More at IHT 'Roh Loses Support' Article
Ever since the North’s nuclear test last month, and in the run-up to the holidays, people at home have been asking about what the mood is like here on the peninsula. Is it more dangerous now? What do the South Koreans think?
Is it more dangerous now?
Nope, not if you’re living in Seoul, or anywhere else close to the North’s border. Whether I’m sitting here and get killed by an artillery shell, or a nuke, the result is the same – I’m dead. So, for anyone living in the area, in range of North Korean artillery for decades, the North’s development of a nuke changes little.
What was the reaction among South Koreans?
I first heard of the explosion the afternoon it happened, during a break between classes. When I returned to class I asked my students, 1st to 4th year female students at the university in Seoul where I teach, if they had heard the news. Most had not and, when I explained what had happened, I was met with cheers and applause. Some of the students were literally ecstatic that the North had developed a nuclear weapon, “Because their power is our power.” Friends and co-workers reported similar reactions.
While these feelings are most common among the young and the left-wing, they are in no way a small minority. A sizeable segment of the South Korean population is honestly happy the North has tested an atomic bomb. The idea the North would ever do anything to hurt them is deemed crazy and war-like, the events of 1950-53 notwithstanding. In my class I told my students to go talk to their grandparents before getting too excited, then got back to the lesson.
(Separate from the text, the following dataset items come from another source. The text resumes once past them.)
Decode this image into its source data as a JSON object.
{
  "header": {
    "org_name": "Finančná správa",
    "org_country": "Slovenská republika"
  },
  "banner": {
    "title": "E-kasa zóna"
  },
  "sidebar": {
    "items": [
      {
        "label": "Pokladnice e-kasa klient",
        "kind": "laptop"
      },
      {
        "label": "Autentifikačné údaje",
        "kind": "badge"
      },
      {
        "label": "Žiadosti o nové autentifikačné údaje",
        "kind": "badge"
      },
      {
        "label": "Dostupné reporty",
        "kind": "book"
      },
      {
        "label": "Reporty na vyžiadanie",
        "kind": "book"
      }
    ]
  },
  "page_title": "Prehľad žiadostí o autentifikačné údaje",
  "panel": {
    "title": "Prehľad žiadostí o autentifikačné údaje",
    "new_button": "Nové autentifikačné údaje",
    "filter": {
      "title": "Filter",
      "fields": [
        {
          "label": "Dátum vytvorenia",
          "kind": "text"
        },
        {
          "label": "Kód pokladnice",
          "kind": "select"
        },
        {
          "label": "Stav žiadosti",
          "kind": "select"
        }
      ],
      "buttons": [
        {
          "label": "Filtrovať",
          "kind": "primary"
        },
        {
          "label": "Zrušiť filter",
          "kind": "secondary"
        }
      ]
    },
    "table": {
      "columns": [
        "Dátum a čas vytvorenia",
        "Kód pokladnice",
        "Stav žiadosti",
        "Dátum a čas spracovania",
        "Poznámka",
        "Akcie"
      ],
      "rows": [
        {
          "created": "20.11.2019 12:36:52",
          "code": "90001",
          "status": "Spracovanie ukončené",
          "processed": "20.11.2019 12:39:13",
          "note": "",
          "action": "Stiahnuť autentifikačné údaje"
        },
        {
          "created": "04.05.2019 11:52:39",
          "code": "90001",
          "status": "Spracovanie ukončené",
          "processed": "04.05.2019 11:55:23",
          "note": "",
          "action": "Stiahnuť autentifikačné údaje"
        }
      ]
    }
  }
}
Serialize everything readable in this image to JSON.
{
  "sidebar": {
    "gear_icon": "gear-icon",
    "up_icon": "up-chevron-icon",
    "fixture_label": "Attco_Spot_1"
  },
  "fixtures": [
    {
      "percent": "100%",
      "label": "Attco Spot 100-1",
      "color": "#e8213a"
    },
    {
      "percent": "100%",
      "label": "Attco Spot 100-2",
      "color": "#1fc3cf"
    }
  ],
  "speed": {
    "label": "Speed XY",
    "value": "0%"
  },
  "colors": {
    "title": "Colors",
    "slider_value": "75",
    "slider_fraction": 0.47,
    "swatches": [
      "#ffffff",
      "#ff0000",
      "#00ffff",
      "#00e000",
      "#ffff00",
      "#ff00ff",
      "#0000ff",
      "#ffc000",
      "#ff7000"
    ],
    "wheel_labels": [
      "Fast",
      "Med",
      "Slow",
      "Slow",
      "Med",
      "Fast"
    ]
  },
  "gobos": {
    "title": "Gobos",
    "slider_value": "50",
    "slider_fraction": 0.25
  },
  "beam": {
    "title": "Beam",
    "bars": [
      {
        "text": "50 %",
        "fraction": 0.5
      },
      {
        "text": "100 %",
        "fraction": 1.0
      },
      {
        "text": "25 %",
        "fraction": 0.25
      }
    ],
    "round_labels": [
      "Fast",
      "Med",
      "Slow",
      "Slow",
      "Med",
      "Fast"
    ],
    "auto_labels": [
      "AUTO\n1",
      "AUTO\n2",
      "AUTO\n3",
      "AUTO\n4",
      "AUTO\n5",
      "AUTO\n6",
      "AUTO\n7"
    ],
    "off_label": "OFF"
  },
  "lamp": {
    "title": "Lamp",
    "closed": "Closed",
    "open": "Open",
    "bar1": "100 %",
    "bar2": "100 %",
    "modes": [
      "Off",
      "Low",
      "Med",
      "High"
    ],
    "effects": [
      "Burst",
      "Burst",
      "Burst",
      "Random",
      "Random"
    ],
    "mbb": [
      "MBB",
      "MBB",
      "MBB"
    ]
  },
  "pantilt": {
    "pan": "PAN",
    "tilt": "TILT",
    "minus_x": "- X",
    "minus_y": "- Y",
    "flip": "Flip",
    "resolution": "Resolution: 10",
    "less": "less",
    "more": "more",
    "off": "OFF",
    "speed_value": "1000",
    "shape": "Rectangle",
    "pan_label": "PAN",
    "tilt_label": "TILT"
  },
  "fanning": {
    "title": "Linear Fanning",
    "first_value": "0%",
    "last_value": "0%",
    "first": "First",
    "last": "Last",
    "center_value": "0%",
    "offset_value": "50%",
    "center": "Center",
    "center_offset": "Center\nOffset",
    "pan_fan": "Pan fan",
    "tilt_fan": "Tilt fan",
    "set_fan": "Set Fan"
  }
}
In the end, the reaction to the nuclear test here in ranged from joy and happiness at one end, through a vast lack of concern across the middle, to a few demonstrations and some anger from the old and the right-wing. In the space of a few weeks, if not a few days, it seems everything here on the peninsula returned to normal. People that like the North still do – the SK government has kept up the Kaesong and Kuemgang projects. People that dislike the North still do, only with maybe a little more energy than before.
If there is such a thing as yawning at a nuclear test, that’s what’s happened.